A lad sent for his health to the care of an aunt in Co. Antrim tells his experiences and observations, his thoughts and dreams, and he tells them charmingly. Stories and anecdotes of the lives of the folk among whom he lives, told with insight and sympathy.
STEWART, Agnes M.
⸺ GRACE O’HALLORAN. (Gill. N.Y.: Benziger). 0.60 net. [1857]. 1884, &c.
Sub-title: “Ireland and Its Peasantry.” “Another of A. Stewart’s pious little stories.... The reader will fail to discover much originality or force; but in these days it is no small praise to say there is nothing to condemn.”—(D.R.). Miss S. wrote a great number of stories between 1846 and 1887. All are highly moral in aim and tone, a series of them having for titles the various moral virtues.

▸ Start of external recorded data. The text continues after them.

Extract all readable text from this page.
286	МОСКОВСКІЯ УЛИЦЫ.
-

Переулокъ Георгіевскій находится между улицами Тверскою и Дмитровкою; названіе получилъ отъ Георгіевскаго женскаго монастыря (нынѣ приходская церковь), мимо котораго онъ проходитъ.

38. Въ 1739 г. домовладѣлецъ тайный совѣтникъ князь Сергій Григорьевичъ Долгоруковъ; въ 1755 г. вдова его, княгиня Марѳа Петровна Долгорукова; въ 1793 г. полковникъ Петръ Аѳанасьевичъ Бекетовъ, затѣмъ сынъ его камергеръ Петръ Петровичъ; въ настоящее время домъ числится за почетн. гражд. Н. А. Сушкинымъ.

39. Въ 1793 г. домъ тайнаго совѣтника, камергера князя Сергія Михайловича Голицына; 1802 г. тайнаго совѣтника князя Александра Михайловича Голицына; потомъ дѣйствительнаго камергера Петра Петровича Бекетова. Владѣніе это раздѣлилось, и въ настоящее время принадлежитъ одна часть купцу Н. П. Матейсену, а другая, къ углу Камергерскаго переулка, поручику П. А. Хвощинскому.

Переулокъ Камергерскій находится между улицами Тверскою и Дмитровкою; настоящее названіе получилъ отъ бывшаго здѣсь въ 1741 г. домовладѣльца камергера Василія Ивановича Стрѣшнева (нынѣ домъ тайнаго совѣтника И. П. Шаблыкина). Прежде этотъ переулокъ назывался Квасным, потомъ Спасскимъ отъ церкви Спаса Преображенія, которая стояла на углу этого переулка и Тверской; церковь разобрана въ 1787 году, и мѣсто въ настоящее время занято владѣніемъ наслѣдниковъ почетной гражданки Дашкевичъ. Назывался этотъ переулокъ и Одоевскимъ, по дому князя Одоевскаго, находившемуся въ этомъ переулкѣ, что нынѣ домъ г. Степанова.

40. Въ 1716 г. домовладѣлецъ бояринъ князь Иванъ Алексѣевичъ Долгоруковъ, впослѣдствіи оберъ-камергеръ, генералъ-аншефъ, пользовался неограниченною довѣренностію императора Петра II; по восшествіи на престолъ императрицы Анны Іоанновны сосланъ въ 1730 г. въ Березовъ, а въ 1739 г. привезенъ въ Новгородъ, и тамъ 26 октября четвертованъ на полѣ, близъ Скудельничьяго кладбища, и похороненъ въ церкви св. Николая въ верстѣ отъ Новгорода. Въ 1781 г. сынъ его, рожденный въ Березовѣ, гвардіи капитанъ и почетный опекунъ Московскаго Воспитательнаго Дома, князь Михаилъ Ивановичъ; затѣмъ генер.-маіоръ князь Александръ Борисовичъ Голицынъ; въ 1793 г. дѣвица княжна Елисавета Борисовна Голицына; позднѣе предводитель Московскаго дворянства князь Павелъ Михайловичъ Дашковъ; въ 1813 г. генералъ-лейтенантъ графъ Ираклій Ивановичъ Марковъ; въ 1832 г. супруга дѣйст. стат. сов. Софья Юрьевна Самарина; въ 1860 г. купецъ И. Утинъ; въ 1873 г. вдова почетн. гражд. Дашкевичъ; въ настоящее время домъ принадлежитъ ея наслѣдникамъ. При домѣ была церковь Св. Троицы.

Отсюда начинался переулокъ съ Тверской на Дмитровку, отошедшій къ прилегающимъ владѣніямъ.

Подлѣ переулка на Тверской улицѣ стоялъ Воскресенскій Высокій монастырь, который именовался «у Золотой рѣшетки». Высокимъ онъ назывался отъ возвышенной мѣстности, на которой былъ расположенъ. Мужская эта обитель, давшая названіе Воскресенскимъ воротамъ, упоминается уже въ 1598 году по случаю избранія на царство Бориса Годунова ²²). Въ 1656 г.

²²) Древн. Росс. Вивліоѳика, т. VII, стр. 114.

⸺ FLORENCE O’NEILL; or, The Siege of Limerick. 1871.
Also publ. under title Florence O’Neill, or, The Rose of Saint Germain.
⸺ THE LIMERICK VETERAN; or, The Foster Sisters. (N.Y.: Benziger). 0.60 net. 1873.
STEWART, Miss E. M.
⸺ ALL FOR PRINCE CHARLIE; or, The Irish Cavalier. Pp. 270. (Duffy). 1s. Very cheap paper and print. n.d.
The ’45 from a strongly Catholic and Jacobite standpoint. The story opens in an old castle in Bantry Bay, where the hero and heroine meet before the former goes off to fight for Prince Charlie. Various adventures during the raid on England and the retreat, and a complicated plot turning on the close resemblance between the hero and a twin brother, supposed dead, but who plays the traitor and the spy. All is well in the end. Some glimpses of penal laws at work. A little comic relief is afforded by the talk of Paddy O’Rafferty. Dialect poor.